Lou Hammond Ketilson from the University of Saskatchewan’s Centre for the Study of Co-operatives said in a Dec. 8 Parliament Hill speech that co-ops are “an under-estimated and overlooked opportunity” in Canada’s economy.
In an interview, she said government support could best come in the form of tax breaks that some provinces have enacted.
Manitoba offers a tax break on coop earnings, leaving more money for investment. Quebec provides a tax break for people who invest in cooperatives, dealing with the under-capitalization that is a problem for many co-ops.
The House of Commons finance committee has recommended for several years a federal version of the Quebec model that would cost little, attract tens of millions of dollars to co-ops and is recommended by Credit Union Central of Canada. Federal finance minister Jim Flaherty has yet to respond.
“If the federal government wants to support the sector, absolutely the best way would be through tax incentives,” Ketilson said in an interview after a speech to a session organized by the Canadian Federation for the Humanities and Social Sciences and the Canadian co-operative movement. “It would leave the sector to build the infrastructure that it needs to succeed.”
The United Nations has designated 2012 the year of co-operatives, and the Canadian movement is sponsoring a series of events throughout the year, ending with a national conference in Quebec City in October.
In her speech, Ketilson said her research has identified co-ops and credit unions as key players in the Canadian economy, trusted by Canadians at a time when private sector financial institutions are being questioned or under attack from the Occupy movement.

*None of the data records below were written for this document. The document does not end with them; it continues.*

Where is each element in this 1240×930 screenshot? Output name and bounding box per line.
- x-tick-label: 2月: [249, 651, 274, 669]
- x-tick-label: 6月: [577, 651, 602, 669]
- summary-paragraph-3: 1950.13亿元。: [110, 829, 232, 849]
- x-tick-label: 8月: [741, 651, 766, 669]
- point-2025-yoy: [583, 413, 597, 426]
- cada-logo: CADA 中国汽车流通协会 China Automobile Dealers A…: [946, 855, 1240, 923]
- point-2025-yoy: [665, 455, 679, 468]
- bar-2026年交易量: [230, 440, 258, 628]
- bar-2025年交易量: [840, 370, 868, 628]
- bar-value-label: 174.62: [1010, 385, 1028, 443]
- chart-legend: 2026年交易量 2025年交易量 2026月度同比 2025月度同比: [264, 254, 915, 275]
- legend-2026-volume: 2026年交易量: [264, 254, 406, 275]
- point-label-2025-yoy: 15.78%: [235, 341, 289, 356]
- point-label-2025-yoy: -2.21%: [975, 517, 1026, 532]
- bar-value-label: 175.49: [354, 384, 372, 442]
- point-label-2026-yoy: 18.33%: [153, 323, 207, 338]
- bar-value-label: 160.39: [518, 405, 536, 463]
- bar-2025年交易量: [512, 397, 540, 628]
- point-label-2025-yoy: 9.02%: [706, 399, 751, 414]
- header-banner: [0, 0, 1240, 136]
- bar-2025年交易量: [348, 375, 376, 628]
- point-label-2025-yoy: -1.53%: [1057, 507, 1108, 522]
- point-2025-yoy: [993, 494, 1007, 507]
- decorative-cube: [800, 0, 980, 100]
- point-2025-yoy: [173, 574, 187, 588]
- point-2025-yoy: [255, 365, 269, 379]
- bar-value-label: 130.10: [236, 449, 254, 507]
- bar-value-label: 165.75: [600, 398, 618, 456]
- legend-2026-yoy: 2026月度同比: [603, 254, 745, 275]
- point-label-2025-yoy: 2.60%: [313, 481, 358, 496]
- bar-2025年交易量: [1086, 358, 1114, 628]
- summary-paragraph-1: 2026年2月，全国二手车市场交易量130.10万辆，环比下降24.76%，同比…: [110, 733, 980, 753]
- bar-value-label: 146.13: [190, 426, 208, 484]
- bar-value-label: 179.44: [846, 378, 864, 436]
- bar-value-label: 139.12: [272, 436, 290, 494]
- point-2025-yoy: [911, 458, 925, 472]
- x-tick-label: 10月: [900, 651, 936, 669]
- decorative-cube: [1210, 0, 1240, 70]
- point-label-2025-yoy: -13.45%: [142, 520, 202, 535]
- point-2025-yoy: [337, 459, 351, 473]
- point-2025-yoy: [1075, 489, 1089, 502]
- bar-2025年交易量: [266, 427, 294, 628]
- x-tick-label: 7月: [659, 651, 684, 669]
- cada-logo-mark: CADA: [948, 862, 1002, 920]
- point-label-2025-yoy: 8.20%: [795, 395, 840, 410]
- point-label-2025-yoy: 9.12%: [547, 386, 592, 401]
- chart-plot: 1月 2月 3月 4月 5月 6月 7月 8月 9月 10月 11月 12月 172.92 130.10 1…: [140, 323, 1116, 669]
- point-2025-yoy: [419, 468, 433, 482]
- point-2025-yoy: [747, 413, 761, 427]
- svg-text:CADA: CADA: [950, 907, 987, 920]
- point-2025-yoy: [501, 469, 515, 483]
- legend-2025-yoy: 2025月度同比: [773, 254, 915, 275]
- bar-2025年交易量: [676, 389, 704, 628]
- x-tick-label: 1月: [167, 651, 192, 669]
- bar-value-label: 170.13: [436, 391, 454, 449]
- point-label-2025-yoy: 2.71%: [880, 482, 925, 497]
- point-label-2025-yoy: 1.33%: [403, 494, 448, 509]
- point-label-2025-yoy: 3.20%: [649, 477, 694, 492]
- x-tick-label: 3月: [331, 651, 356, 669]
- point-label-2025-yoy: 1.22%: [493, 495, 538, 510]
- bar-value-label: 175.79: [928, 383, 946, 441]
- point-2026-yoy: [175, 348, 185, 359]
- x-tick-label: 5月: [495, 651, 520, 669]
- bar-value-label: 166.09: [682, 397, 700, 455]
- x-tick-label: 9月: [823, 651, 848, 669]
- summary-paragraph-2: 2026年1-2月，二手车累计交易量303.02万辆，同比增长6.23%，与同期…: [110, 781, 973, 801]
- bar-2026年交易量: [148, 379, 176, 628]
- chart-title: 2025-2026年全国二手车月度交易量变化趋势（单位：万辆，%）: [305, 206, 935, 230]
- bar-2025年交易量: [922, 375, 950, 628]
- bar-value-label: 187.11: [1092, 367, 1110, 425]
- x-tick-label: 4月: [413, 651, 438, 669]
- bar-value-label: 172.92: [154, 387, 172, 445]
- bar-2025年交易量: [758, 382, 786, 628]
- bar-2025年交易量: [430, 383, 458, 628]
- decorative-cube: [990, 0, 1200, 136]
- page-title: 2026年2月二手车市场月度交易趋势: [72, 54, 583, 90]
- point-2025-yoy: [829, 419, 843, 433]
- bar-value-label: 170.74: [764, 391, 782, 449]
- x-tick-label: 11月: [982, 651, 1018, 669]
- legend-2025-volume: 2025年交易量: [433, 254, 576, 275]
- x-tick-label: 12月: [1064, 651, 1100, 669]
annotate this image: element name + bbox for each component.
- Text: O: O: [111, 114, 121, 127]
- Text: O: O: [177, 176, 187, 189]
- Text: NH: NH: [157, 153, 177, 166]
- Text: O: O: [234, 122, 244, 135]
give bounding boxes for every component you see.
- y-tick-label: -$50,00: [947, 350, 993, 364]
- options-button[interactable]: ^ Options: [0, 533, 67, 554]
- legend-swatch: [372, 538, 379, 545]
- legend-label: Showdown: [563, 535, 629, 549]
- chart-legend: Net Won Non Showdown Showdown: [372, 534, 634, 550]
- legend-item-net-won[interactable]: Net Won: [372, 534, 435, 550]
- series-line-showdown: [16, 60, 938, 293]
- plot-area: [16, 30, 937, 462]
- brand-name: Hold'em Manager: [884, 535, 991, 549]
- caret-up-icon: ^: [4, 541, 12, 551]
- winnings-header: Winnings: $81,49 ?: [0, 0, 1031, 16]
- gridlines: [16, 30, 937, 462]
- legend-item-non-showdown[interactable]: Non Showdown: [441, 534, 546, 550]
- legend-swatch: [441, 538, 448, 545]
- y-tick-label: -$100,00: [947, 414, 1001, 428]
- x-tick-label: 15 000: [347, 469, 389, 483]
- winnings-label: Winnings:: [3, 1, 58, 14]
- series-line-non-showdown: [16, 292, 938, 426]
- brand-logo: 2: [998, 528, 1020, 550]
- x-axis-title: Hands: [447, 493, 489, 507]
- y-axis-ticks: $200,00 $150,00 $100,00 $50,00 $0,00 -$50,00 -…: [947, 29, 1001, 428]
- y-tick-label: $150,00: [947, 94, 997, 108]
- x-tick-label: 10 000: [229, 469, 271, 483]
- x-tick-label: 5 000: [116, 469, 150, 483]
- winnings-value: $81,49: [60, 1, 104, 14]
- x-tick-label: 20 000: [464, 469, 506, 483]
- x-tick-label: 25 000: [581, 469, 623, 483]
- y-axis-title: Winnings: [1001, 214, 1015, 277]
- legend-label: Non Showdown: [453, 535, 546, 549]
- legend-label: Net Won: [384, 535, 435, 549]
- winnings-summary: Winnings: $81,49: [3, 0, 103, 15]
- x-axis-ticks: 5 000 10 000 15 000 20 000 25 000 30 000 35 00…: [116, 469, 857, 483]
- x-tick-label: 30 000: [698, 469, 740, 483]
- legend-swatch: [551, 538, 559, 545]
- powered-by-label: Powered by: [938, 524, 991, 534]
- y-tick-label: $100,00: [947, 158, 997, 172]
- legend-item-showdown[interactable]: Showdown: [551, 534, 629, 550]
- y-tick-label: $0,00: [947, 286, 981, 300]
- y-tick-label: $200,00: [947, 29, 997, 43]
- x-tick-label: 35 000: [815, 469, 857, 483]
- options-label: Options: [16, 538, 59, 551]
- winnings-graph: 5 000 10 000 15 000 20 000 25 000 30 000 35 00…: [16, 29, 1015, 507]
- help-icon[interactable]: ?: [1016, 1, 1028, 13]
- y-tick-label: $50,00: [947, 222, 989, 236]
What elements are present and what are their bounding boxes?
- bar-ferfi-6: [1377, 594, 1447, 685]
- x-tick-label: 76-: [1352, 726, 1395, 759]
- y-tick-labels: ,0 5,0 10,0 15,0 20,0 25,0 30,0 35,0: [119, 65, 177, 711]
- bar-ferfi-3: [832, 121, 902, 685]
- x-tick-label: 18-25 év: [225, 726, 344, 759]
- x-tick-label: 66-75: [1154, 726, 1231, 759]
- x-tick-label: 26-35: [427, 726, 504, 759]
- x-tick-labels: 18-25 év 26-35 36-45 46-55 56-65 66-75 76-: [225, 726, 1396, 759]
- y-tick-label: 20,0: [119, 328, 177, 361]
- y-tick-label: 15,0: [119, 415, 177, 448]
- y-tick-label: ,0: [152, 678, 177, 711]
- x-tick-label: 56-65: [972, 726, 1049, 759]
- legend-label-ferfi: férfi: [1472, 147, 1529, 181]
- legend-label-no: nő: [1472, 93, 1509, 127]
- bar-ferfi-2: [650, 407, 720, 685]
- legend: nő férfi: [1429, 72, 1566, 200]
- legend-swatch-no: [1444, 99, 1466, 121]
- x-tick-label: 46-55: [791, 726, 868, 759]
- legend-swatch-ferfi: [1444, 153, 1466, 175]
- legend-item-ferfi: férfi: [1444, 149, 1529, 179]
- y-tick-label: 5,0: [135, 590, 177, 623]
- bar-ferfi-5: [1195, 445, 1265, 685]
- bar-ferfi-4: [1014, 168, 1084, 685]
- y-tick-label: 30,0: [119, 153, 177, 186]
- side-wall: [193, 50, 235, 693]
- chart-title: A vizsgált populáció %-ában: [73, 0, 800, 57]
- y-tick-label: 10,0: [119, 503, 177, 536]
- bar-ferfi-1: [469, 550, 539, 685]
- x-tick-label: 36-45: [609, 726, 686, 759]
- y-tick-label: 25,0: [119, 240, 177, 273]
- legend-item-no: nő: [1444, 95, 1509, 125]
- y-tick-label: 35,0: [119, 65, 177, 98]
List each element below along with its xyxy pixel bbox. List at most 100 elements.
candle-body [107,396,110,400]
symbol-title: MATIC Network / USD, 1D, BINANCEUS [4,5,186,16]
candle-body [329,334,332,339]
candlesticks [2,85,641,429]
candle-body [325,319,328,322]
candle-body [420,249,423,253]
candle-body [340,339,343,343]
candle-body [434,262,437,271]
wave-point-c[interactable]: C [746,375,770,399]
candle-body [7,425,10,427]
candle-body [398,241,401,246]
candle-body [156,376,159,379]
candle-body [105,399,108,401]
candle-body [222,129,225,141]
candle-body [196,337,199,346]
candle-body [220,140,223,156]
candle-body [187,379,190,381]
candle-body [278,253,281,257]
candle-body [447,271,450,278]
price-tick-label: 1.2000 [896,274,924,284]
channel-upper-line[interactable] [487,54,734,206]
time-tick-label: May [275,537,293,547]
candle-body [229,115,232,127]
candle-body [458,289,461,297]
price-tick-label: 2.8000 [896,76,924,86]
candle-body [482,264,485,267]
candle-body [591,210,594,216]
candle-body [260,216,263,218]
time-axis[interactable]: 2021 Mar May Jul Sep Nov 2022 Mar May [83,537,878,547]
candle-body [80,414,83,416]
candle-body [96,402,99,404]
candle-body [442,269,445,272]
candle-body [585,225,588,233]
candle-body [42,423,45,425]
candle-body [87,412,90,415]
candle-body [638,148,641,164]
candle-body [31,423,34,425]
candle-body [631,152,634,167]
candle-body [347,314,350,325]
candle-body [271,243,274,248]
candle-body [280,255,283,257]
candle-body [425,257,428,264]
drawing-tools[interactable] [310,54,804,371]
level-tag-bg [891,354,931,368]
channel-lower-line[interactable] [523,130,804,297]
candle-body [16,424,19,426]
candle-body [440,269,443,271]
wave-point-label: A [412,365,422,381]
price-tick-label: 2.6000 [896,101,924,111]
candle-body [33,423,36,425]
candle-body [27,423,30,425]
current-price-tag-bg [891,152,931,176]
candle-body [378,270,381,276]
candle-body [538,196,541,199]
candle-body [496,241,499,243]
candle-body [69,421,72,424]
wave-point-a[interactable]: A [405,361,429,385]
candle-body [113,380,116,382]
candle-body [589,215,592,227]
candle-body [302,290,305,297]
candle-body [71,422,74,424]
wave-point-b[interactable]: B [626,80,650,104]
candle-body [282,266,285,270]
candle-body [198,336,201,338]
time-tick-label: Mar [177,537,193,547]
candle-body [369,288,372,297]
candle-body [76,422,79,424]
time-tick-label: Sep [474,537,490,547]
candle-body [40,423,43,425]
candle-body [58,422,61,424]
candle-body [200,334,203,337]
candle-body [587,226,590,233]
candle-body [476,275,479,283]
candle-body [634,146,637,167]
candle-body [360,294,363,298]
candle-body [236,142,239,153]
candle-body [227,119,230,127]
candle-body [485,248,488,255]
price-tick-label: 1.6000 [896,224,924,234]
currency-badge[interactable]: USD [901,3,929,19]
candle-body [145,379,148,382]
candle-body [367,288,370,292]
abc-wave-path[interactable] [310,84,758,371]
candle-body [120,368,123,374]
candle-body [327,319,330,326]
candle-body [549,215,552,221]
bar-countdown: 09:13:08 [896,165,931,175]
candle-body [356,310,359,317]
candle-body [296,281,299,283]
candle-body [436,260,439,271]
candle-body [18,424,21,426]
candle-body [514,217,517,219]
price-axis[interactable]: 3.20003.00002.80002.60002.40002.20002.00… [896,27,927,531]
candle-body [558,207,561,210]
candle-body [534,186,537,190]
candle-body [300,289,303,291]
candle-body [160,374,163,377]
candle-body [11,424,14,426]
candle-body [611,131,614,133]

More than 10 million Canadians are co-op members.
She said credit unions offer services in many rural and isolated communities where there are no other financial institutions.
They are locally controlled and offer financial services that private lenders are not prepared to do.
She said credit unions exist to service their members and are responsive to local direction, unlike private lenders who serve the interests of shareholders.
Ketilson, an unabashed supporter of the co-operative model, said mainstream economists who criticize them as inefficient miss the point.
“They are making decisions that put their members and their communities ahead of their institution,” she said.
However, co-operatives and credit unions are under-developed and have difficulty attracting investment and growth, she said. A major part of the problem is that most Canadians do not understand co-ops, how they are formed and what benefits they can provide, he said.